Reason 1: Similarity of Objectives of the European Union and Schengen

  46.    The Schengen agreements are intended to give concrete expression to "the increasingly closer union of the peoples of the Member States of the European Communities ... manifested through freedom to cross internal frontiers for all nationals of the Member States and in the free movement of goods and services"[61]. For the Schengen States, incorporation of the Schengen acquis in the framework of the EU Treaties may be regarded as bringing it back where it belongs[62].

  47.    We heard in our last enquiry on Schengen that there was a symmetry between the Schengen Convention and the new Title IV in the EC Treaty, agreed at Amsterdam, which gives the Community competence for visas, asylum, immigration and other policies related to the free movement of persons[63]. Member States belonging to Schengen saw their co-operation as a "laboratory" and the provisions in Title IV as the natural result of their experimentation. The aspirations of the Schengen States are clearly reflected in the new Article 2 of the Treaty on European Union which sets out the objective of maintaining and developing the Union "as an area of freedom, security and justice, in which the free movement of persons is assured in conjunction with appropriate measures with respect to external border controls, asylum, immigration and the prevention and combating of crime". Once the Amsterdam Treaty enters into force, free movement and the "flanking" measures regarded as pre-conditions for lifting internal border controls are to be achieved within the framework of the European Union.

Reason 2: The Democratic and Judicial Deficit

  48.    Incorporation adds value to the Schengen acquis in two vital respects; it introduces (i) democratic accountability and (ii) judicial oversight - both at an EU level. Both were lacking in the Schengen system. The Schengen Convention enlarged the scope for executive action by establishing an Executive Committee empowered to adopt measures, largely in private, in areas having a direct impact on individual rights and freedoms. It made no provision for systematic parliamentary scrutiny of executive measures prior to their adoption. And although complaints could be brought before national courts, there was no mechanism for obtaining rulings on the interpretation and application of Convention provisions.
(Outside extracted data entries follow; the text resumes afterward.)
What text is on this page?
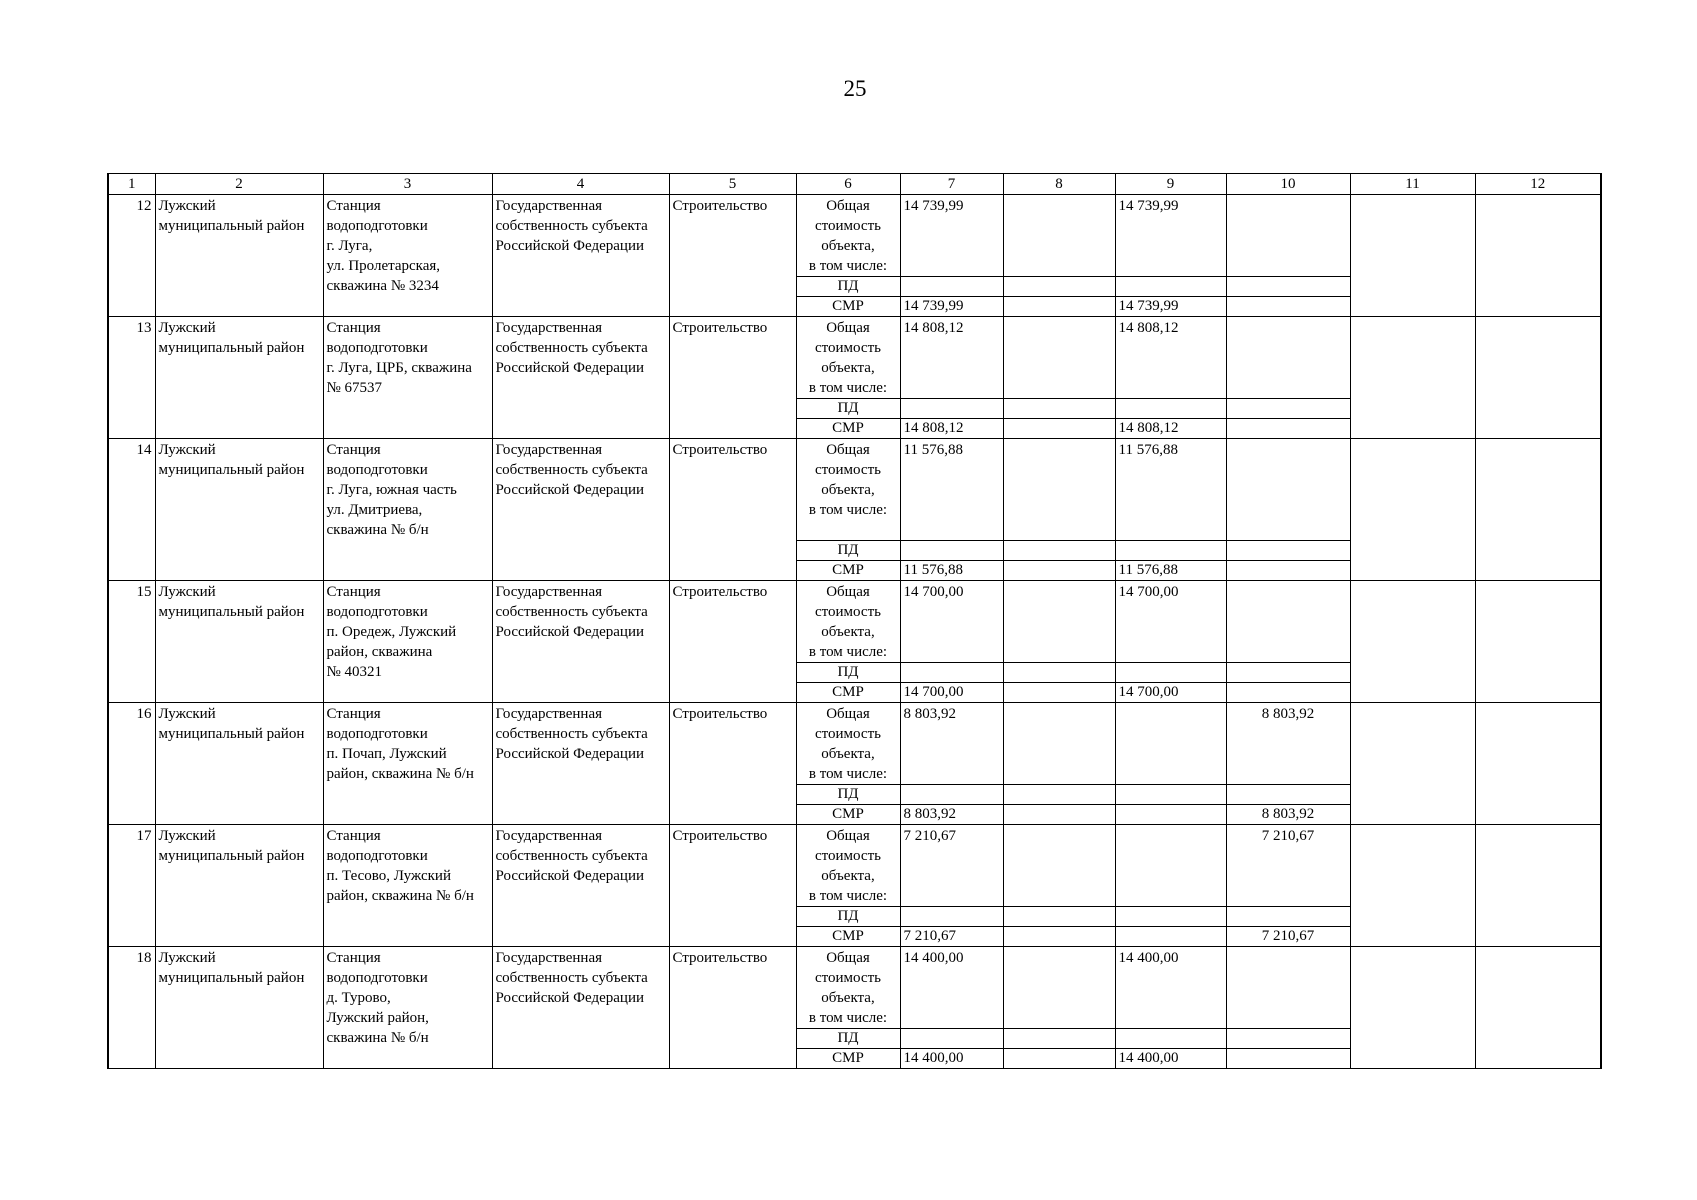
25
1	2	3	4	5	6	7	8	9	10	11	12
12	Лужский муниципальный район	Станция
водоподготовки
г. Луга,
ул. Пролетарская,
скважина № 3234	Государственная собственность субъекта Российской Федерации	Строительство	Общая
стоимость
объекта,
в том числе:	14 739,99		14 739,99			
					ПД						
					СМР	14 739,99		14 739,99			
13	Лужский муниципальный район	Станция
водоподготовки
г. Луга, ЦРБ, скважина
№ 67537	Государственная собственность субъекта Российской Федерации	Строительство	Общая
стоимость
объекта,
в том числе:	14 808,12		14 808,12			
					ПД						
					СМР	14 808,12		14 808,12			
14	Лужский муниципальный район	Станция
водоподготовки
г. Луга, южная часть
ул. Дмитриева,
скважина № б/н	Государственная собственность субъекта Российской Федерации	Строительство	Общая
стоимость
объекта,
в том числе:	11 576,88		11 576,88			
					ПД						
					СМР	11 576,88		11 576,88			
15	Лужский муниципальный район	Станция
водоподготовки
п. Оредеж, Лужский
район, скважина
№ 40321	Государственная собственность субъекта Российской Федерации	Строительство	Общая
стоимость
объекта,
в том числе:	14 700,00		14 700,00			
					ПД						
					СМР	14 700,00		14 700,00			
16	Лужский муниципальный район	Станция
водоподготовки
п. Почап, Лужский
район, скважина № б/н	Государственная собственность субъекта Российской Федерации	Строительство	Общая
стоимость
объекта,
в том числе:	8 803,92			8 803,92		
					ПД						
					СМР	8 803,92			8 803,92		
17	Лужский муниципальный район	Станция
водоподготовки
п. Тесово, Лужский
район, скважина № б/н	Государственная собственность субъекта Российской Федерации	Строительство	Общая
стоимость
объекта,
в том числе:	7 210,67			7 210,67		
					ПД						
					СМР	7 210,67			7 210,67		
18	Лужский муниципальный район	Станция
водоподготовки
д. Турово,
Лужский район,
скважина № б/н	Государственная собственность субъекта Российской Федерации	Строительство	Общая
стоимость
объекта,
в том числе:	14 400,00		14 400,00			
					ПД						
					СМР	14 400,00		14 400,00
  49.    The danger of ad hoc approaches is evident. National parliaments, working in isolation and with varying degrees of access to information, have been unable to bring much influence to bear on the work of the Executive Committee. Even if national parliamentary committees have formal powers to issue opinions binding on their governments in relation to draft Executive Committee decisions, as is the case in Italy, "external constraints stemming both from a lack of information and political contingencies are extremely powerful"[64]. Critics have pointed also to "a structural frustration of judicial or semi-judicial control found everywhere in the Convention" and the damage this may do to the rule of law[65]. Without an EU-wide judicial authority to ensure consistency and certainty in the interpretation and application of the Convention, a patchwork of rules may emerge on matters of fundamental concern to individuals. Where there is a risk of conflicting interpretation by courts in different Schengen States, "the vital function of the court as guardian of the individual becomes paramount. Divergence in the exercise by national courts of that function may undermine human rights protection"[66].

  50.    The TEU, as amended by the Amsterdam Treaty, includes a statement in Article 6(1) that: "The Union is founded on the principles of liberty, democracy, respect for human rights and fundamental freedoms, and the rule of law, principles which are common to the Member States". The European Court of Justice has an explicit role in ensuring, in those areas where it has jurisdiction, that the institutions of the EU respect fundamental rights guaranteed by the European Convention on Human Rights[67].

  51.    Incorporation will strengthen the role of the EU institutions in areas of Schengen co-operation. The Council of Justice and Home Affairs Ministers will replace the Executive Committee; the Commission and the European Parliament will have a formal role in shaping policy; and the European Court of Justice will exercise some degree of judicial control. These are significant changes which will apply to those parts of the Schengen acquis incorporated into the First or Third Pillars. The extent of democratic accountability and judicial oversight will nevertheless still be limited. The European Parliament will have a largely consultative role[68]. National Parliaments may express their views collectively, through the Conference of European Affairs Committees (COSAC), on any legislative proposals or initiatives relating to the establishment of an area of freedom, security and justice[69]. Opinions expressed by the EP and any contribution COSAC chooses to make will bind neither the Council nor national Parliaments. As for the Court of Justice, there are significant limitations to its jurisdiction and it will not, in any event, extend to "measures or decisions relating to the maintenance of law and order and the safeguarding of internal security"[70].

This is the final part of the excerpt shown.